The swap market rate in Beijing is currently around 8.3 yuan to the dollar and most analysts expect it to remain at that level, or strengthen slightly against the dollar, in the next few weeks.
The official exchange rate is still only 5.78 yuan to the dollar.
Analysts say the great renminbi sell-off, which started in late December, was triggered by rumours that the government was about to significantly devalue the currency and by a massive increase in the demand for dollars in the run-up to the Chinese New Year.
''There is always a tremendous buying spree right before the New Year, and that certainly contributed to the demand for dollars,'' a Western banker in Shanghai, one of China's main currency trading centres, said yesterday.
Now that the New Year has passed and the government has issued a very forceful statement denying any intention of drastically devaluing the currency, analysts say the market has calmed down considerably.

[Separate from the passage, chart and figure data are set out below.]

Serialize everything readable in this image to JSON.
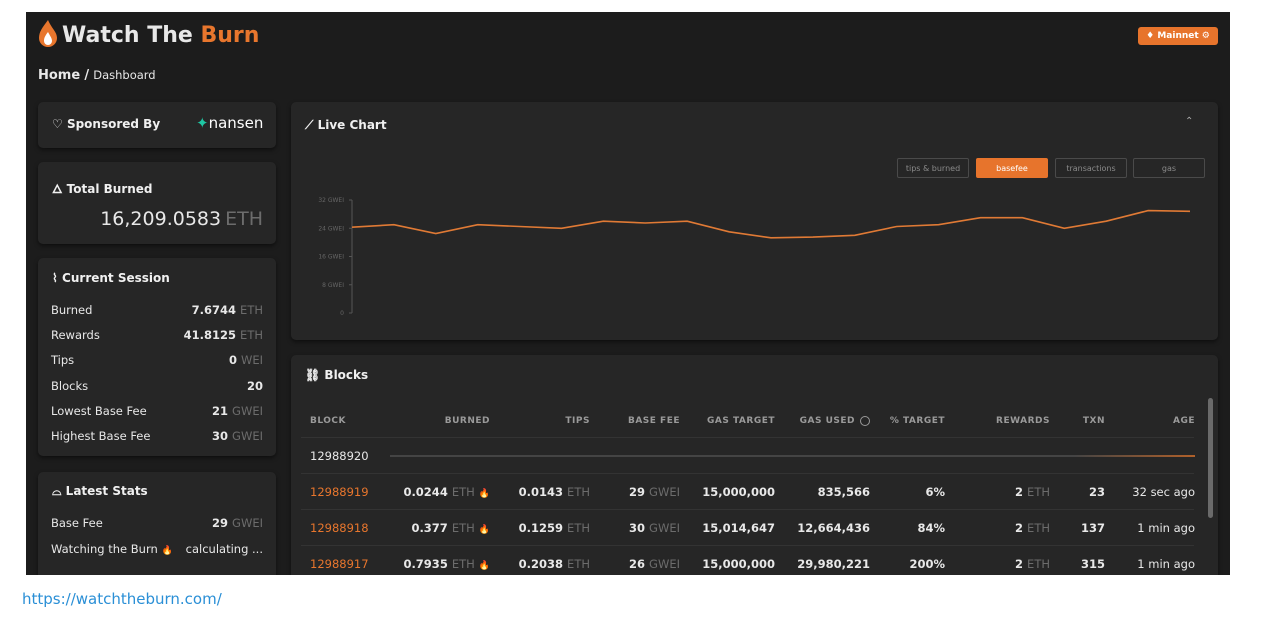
{
  "header": {
    "brand_1": "Watch The",
    "brand_2": "Burn",
    "network": "Mainnet"
  },
  "breadcrumb": {
    "home": "Home",
    "separator": "/",
    "current": "Dashboard"
  },
  "sponsor": {
    "label": "Sponsored By",
    "name": "nansen"
  },
  "total_burned": {
    "title": "Total Burned",
    "value": "16,209.0583",
    "unit": "ETH"
  },
  "current_session": {
    "title": "Current Session",
    "rows": [
      [
        "Burned",
        "7.6744",
        "ETH"
      ],
      [
        "Rewards",
        "41.8125",
        "ETH"
      ],
      [
        "Tips",
        "0",
        "WEI"
      ],
      [
        "Blocks",
        "20"
      ],
      [
        "Lowest Base Fee",
        "21",
        "GWEI"
      ],
      [
        "Highest Base Fee",
        "30",
        "GWEI"
      ]
    ]
  },
  "latest_stats": {
    "title": "Latest Stats",
    "rows": [
      [
        "Base Fee",
        "29",
        "GWEI"
      ],
      [
        "Watching the Burn",
        "calculating ..."
      ]
    ]
  },
  "live_chart": {
    "title": "Live Chart",
    "tabs": [
      "tips & burned",
      "basefee",
      "transactions",
      "gas"
    ],
    "active_tab": 1,
    "chart": {
      "type": "line",
      "color": "#e07a35",
      "values": [
        24.3,
        25,
        22.5,
        25,
        24.5,
        24,
        26,
        25.5,
        26,
        23,
        21.3,
        21.5,
        22,
        24.5,
        25,
        27,
        27,
        24,
        26,
        29,
        28.8
      ],
      "ylim": [
        0,
        32
      ],
      "yticks": [
        0,
        {
          "value": 8,
          "label": "8 GWEI"
        },
        {
          "value": 16,
          "label": "16 GWEI"
        },
        {
          "value": 24,
          "label": "24 GWEI"
        },
        {
          "value": 32,
          "label": "32 GWEI"
        }
      ]
    }
  },
  "blocks": {
    "title": "Blocks",
    "columns": [
      "BLOCK",
      "BURNED",
      "TIPS",
      "BASE FEE",
      "GAS TARGET",
      "GAS USED",
      "% TARGET",
      "REWARDS",
      "TXN",
      "AGE"
    ],
    "pending": "12988920",
    "rows": [
      [
        "12988919",
        "0.0244",
        "ETH",
        "0.0143",
        "ETH",
        "29",
        "GWEI",
        "15,000,000",
        "835,566",
        "6%",
        "2",
        "ETH",
        "23",
        "32 sec ago"
      ],
      [
        "12988918",
        "0.377",
        "ETH",
        "0.1259",
        "ETH",
        "30",
        "GWEI",
        "15,014,647",
        "12,664,436",
        "84%",
        "2",
        "ETH",
        "137",
        "1 min ago"
      ],
      [
        "12988917",
        "0.7935",
        "ETH",
        "0.2038",
        "ETH",
        "26",
        "GWEI",
        "15,000,000",
        "29,980,221",
        "200%",
        "2",
        "ETH",
        "315",
        "1 min ago"
      ]
    ]
  },
  "footer_link": "https://watchtheburn.com/"
}
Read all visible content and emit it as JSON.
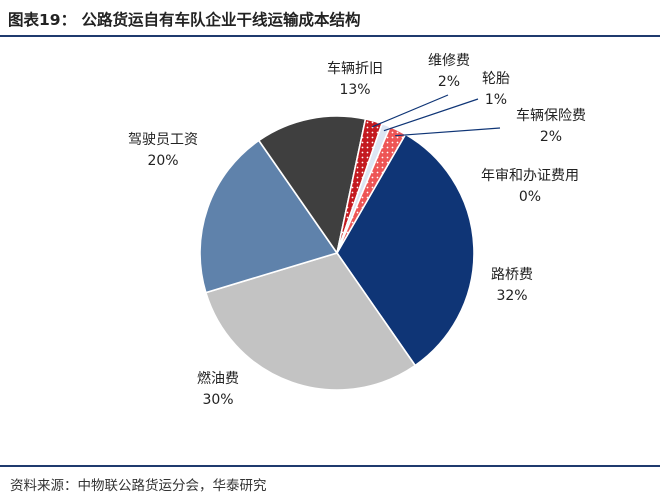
{
  "header": {
    "title": "图表19：  公路货运自有车队企业干线运输成本结构"
  },
  "footer": {
    "source": "资料来源：中物联公路货运分会，华泰研究"
  },
  "chart_data": {
    "type": "pie",
    "title": "公路货运自有车队企业干线运输成本结构",
    "slices": [
      {
        "name": "路桥费",
        "value": 32,
        "label": "32%",
        "color": "#0f3576"
      },
      {
        "name": "燃油费",
        "value": 30,
        "label": "30%",
        "color": "#c3c3c3"
      },
      {
        "name": "驾驶员工资",
        "value": 20,
        "label": "20%",
        "color": "#5f82ab"
      },
      {
        "name": "车辆折旧",
        "value": 13,
        "label": "13%",
        "color": "#3f3f3f"
      },
      {
        "name": "维修费",
        "value": 2,
        "label": "2%",
        "color": "#c41a20",
        "pattern": "dots"
      },
      {
        "name": "轮胎",
        "value": 1,
        "label": "1%",
        "color": "#dde6f3"
      },
      {
        "name": "车辆保险费",
        "value": 2,
        "label": "2%",
        "color": "#ee5555",
        "pattern": "dots"
      },
      {
        "name": "年审和办证费用",
        "value": 0,
        "label": "0%",
        "color": "#ffffff"
      }
    ],
    "start_angle_deg": 30,
    "direction": "clockwise",
    "legend": "none"
  }
}
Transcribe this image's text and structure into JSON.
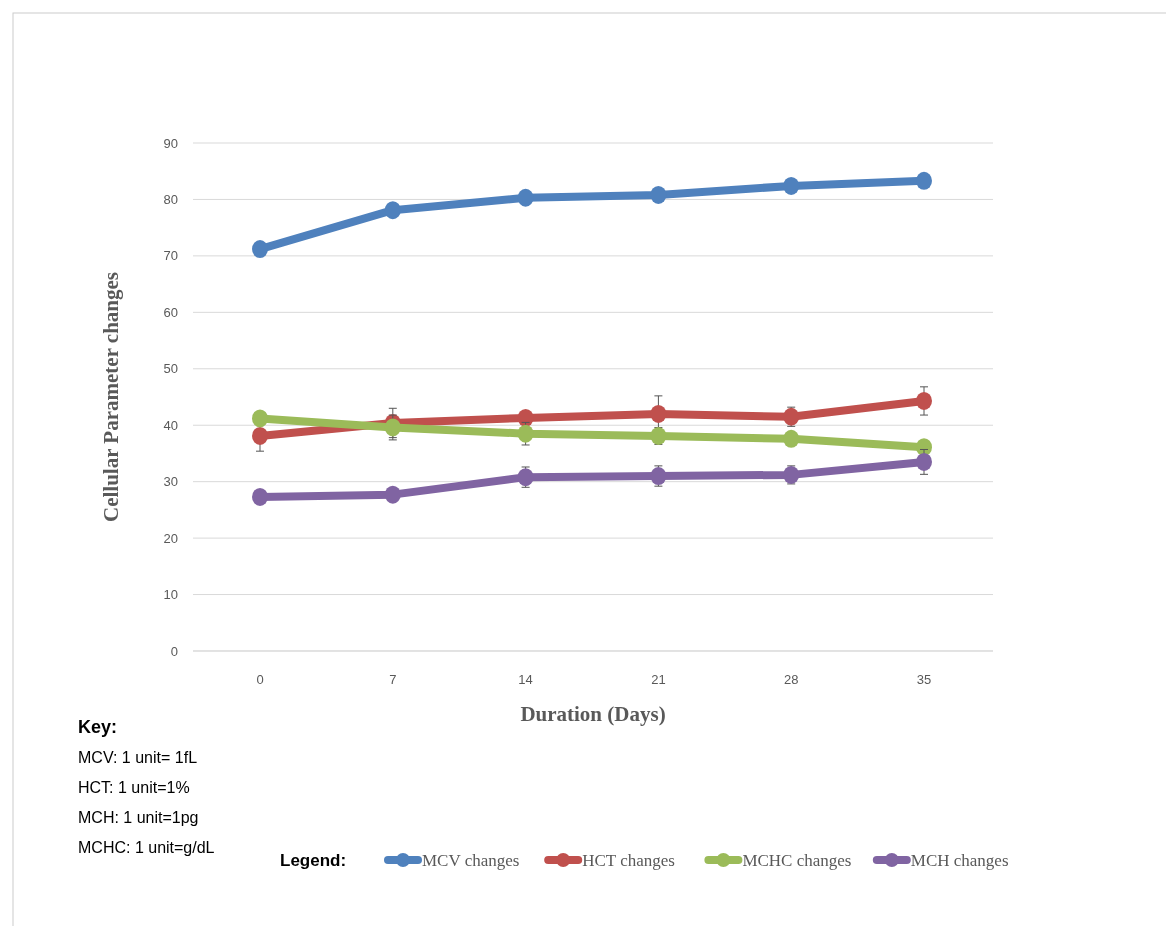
{
  "chart_data": {
    "type": "line",
    "xlabel": "Duration (Days)",
    "ylabel": "Cellular Parameter changes",
    "legend_title": "Legend:",
    "categories": [
      "0",
      "7",
      "14",
      "21",
      "28",
      "35"
    ],
    "series": [
      {
        "name": "MCV changes",
        "color": "#4f81bd",
        "values": [
          71.2,
          78.1,
          80.3,
          80.8,
          82.4,
          83.3
        ]
      },
      {
        "name": "HCT changes",
        "color": "#c0504d",
        "values": [
          38.1,
          40.4,
          41.3,
          42.0,
          41.5,
          44.3
        ],
        "errors": [
          2.7,
          2.6,
          1,
          3.2,
          1.7,
          2.5
        ]
      },
      {
        "name": "MCHC changes",
        "color": "#9bbb59",
        "values": [
          41.2,
          39.6,
          38.5,
          38.1,
          37.6,
          36.1
        ],
        "errors": [
          null,
          2.2,
          2,
          1.5,
          null,
          1
        ]
      },
      {
        "name": "MCH changes",
        "color": "#8064a2",
        "values": [
          27.3,
          27.7,
          30.8,
          31.0,
          31.2,
          33.5
        ],
        "errors": [
          null,
          null,
          1.8,
          1.8,
          1.6,
          2.2
        ]
      }
    ],
    "ylim": [
      0,
      90
    ],
    "yticks": [
      0,
      10,
      20,
      30,
      40,
      50,
      60,
      70,
      80,
      90
    ],
    "grid": "y",
    "legend": "bottom",
    "marker": "circle",
    "line_style": "solid",
    "annotations": [
      "Key:",
      "MCV: 1 unit= 1fL",
      "HCT: 1 unit=1%",
      "MCH: 1 unit=1pg",
      "MCHC: 1 unit=g/dL"
    ]
  }
}
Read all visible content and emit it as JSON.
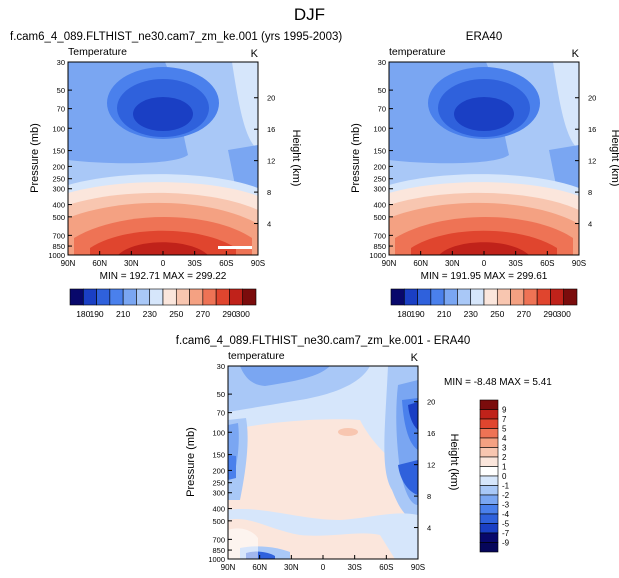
{
  "page_title": "DJF",
  "chart_data": [
    {
      "type": "heatmap",
      "title": "f.cam6_4_089.FLTHIST_ne30.cam7_zm_ke.001 (yrs 1995-2003)",
      "subtitle_left": "Temperature",
      "units": "K",
      "xlabel": "",
      "ylabel": "Pressure (mb)",
      "ylabel_right": "Height (km)",
      "x_ticks": [
        "90N",
        "60N",
        "30N",
        "0",
        "30S",
        "60S",
        "90S"
      ],
      "y_ticks": [
        "30",
        "50",
        "70",
        "100",
        "150",
        "200",
        "250",
        "300",
        "400",
        "500",
        "700",
        "850",
        "1000"
      ],
      "y2_ticks": [
        "20",
        "16",
        "12",
        "8",
        "4"
      ],
      "stats": "MIN = 192.71  MAX = 299.22",
      "colorbar_levels": [
        "180",
        "190",
        "200",
        "210",
        "220",
        "230",
        "240",
        "250",
        "260",
        "270",
        "280",
        "290",
        "300"
      ],
      "colorbar_labels": [
        "180",
        "190",
        "210",
        "230",
        "250",
        "270",
        "290",
        "300"
      ]
    },
    {
      "type": "heatmap",
      "title": "ERA40",
      "subtitle_left": "temperature",
      "units": "K",
      "xlabel": "",
      "ylabel": "Pressure (mb)",
      "ylabel_right": "Height (km)",
      "x_ticks": [
        "90N",
        "60N",
        "30N",
        "0",
        "30S",
        "60S",
        "90S"
      ],
      "y_ticks": [
        "30",
        "50",
        "70",
        "100",
        "150",
        "200",
        "250",
        "300",
        "400",
        "500",
        "700",
        "850",
        "1000"
      ],
      "y2_ticks": [
        "20",
        "16",
        "12",
        "8",
        "4"
      ],
      "stats": "MIN = 191.95  MAX = 299.61",
      "colorbar_levels": [
        "180",
        "190",
        "200",
        "210",
        "220",
        "230",
        "240",
        "250",
        "260",
        "270",
        "280",
        "290",
        "300"
      ],
      "colorbar_labels": [
        "180",
        "190",
        "210",
        "230",
        "250",
        "270",
        "290",
        "300"
      ]
    },
    {
      "type": "heatmap",
      "title": "f.cam6_4_089.FLTHIST_ne30.cam7_zm_ke.001 - ERA40",
      "subtitle_left": "temperature",
      "units": "K",
      "xlabel": "",
      "ylabel": "Pressure (mb)",
      "ylabel_right": "Height (km)",
      "x_ticks": [
        "90N",
        "60N",
        "30N",
        "0",
        "30S",
        "60S",
        "90S"
      ],
      "y_ticks": [
        "30",
        "50",
        "70",
        "100",
        "150",
        "200",
        "250",
        "300",
        "400",
        "500",
        "700",
        "850",
        "1000"
      ],
      "y2_ticks": [
        "20",
        "16",
        "12",
        "8",
        "4"
      ],
      "stats": "MIN =  -8.48  MAX =  5.41",
      "colorbar_levels": [
        "9",
        "7",
        "5",
        "4",
        "3",
        "2",
        "1",
        "0",
        "-1",
        "-2",
        "-3",
        "-4",
        "-5",
        "-7",
        "-9"
      ],
      "colorbar_labels": [
        "9",
        "7",
        "5",
        "4",
        "3",
        "2",
        "1",
        "0",
        "-1",
        "-2",
        "-3",
        "-4",
        "-5",
        "-7",
        "-9"
      ]
    }
  ],
  "colors": {
    "temp_scale": [
      "#08086b",
      "#1a3fc4",
      "#2f61dc",
      "#4a80ec",
      "#7aa6f2",
      "#a9c8f7",
      "#d6e6fb",
      "#fbe6dc",
      "#f8c6b0",
      "#f4a182",
      "#ee7355",
      "#e0452e",
      "#c0221a",
      "#7b0c0c"
    ],
    "diff_scale": [
      "#7b0c0c",
      "#c0221a",
      "#e0452e",
      "#ee7355",
      "#f4a182",
      "#f8c6b0",
      "#fbe6dc",
      "#ffffff",
      "#d6e6fb",
      "#a9c8f7",
      "#7aa6f2",
      "#4a80ec",
      "#2f61dc",
      "#1a3fc4",
      "#08086b",
      "#06065a"
    ]
  }
}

''I suspect the worst is over now,'' the head of a trading company in Beijing said. ''A lot of the speculators are starting to realise that the devaluation rumours were probably false. As such the market should be a lot more tranquil in the next few weeks.'' Both government economists and Western businessmen tend to agree that the fall in the value of the renminbi this year was caused by seasonal factors and speculation, rather than by any fundamental economic forces.
Government currency specialists attending a national conference in Beijing last week argued that the market rate did not reflect the true value of the renminbi.
The official rate, generally considered by Western economists to over-estimate the renminbi's value, was probably more in line with China's actual economic conditions than the market rate.
They said the government should also take stronger measures to crack down on speculators.
Unless the government took action to prevent further falls in the value of the renminbi, the cost of agricultural and industrial production would increase and economic returns would be reduced, adversely affecting overall economic growth.